O tormento de não poder sair às ruas
Ainda repercute a anedota segundo a qual feliz era o Brasil quando a população desconhecia os 11 ministros do Supremo Tribunal Federal e sabia decorados os nomes dos 11 jogadores da Seleção de futebol. O que marcou esse tormento para os integrantes do STF foi a transmissão ao vivo das sessões. Os julgamentos, todos eles, despertam paixões, afinal, no mínimo há um lado contrário e outro favorável.
Por isso, Luís Roberto Barroso deixou a presidência da Suprema Corte pedindo um tempo para retiro espiritual. Nem houve tempo: pediu para sair. Como alguém que gosta do Direito abre mão de compor seu Everest? A parte mental não aguenta. O próprio Barroso foi assediado em porta de hotel, em aeroporto, no meio da rua.
Agora, diz-se que a única mulher do STF, Cármen Lúcia, também pode antecipar a aposentadoria. Eis um dos gargalos da democracia: ter de respeitar a opinião alheia. Quando quem a emite é um julgador, cresce a dificuldade, porque alguém vai ser derrotado.
Mais uma vez, o efeito é originário da política. Como a Constituição é um saco de gatos que cabe tudo, tudo vai parar no Supremo, de briga de vizinho a furto em supermercado. A encrenca se avolumou com a polarização pós-2013, com apogeu em 2018 e o insuportável em 2022.

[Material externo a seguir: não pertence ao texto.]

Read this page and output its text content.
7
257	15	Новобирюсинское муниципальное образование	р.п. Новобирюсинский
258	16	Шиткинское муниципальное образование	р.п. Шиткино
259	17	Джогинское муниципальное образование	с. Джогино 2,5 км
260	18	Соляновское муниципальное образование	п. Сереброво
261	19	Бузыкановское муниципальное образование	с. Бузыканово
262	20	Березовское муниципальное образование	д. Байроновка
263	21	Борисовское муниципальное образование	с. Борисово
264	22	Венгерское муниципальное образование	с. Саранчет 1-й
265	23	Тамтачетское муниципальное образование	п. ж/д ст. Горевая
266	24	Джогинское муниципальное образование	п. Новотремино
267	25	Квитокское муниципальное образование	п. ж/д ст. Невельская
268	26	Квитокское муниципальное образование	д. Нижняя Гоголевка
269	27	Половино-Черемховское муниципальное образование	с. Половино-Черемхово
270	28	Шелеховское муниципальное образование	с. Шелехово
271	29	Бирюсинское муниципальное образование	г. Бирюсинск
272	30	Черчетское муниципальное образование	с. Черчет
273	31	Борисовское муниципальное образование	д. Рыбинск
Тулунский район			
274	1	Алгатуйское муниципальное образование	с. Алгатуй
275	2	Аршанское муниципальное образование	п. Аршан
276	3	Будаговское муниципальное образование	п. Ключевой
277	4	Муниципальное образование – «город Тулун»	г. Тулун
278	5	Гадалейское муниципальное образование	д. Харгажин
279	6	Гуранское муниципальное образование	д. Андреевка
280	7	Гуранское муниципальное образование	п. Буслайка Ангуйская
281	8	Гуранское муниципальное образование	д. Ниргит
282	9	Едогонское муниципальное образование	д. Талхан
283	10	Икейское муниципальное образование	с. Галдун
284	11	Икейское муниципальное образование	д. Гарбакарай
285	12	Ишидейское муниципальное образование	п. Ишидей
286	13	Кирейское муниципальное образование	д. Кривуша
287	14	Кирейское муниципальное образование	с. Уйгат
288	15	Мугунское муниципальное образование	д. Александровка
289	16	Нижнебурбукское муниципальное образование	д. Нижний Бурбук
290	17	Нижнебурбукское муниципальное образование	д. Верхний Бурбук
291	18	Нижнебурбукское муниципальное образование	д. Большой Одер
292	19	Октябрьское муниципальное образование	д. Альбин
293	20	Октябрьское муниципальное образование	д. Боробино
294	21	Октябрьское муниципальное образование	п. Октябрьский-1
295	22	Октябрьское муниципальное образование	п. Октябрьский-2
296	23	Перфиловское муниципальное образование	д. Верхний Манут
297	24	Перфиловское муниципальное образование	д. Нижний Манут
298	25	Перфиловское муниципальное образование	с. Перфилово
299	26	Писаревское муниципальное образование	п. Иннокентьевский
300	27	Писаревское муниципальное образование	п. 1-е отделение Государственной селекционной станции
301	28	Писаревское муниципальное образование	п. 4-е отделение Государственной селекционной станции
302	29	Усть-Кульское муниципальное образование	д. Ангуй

Respeitar o trabalho alheio, não importa qual, é básico da formação. Isso tem de ser explicado para esquerdistas e bolsonaristas, que aprontam todas na redes sociais. O Supremo erra muito, como no caso da suspensão de obras viárias em Goiás, porém erro ainda maior é considerar suas decisões passíveis do OK das ruas.
A Seleção de futebol perdeu para o Japão. O STF decidiu contra o que achávamos correto. E daí?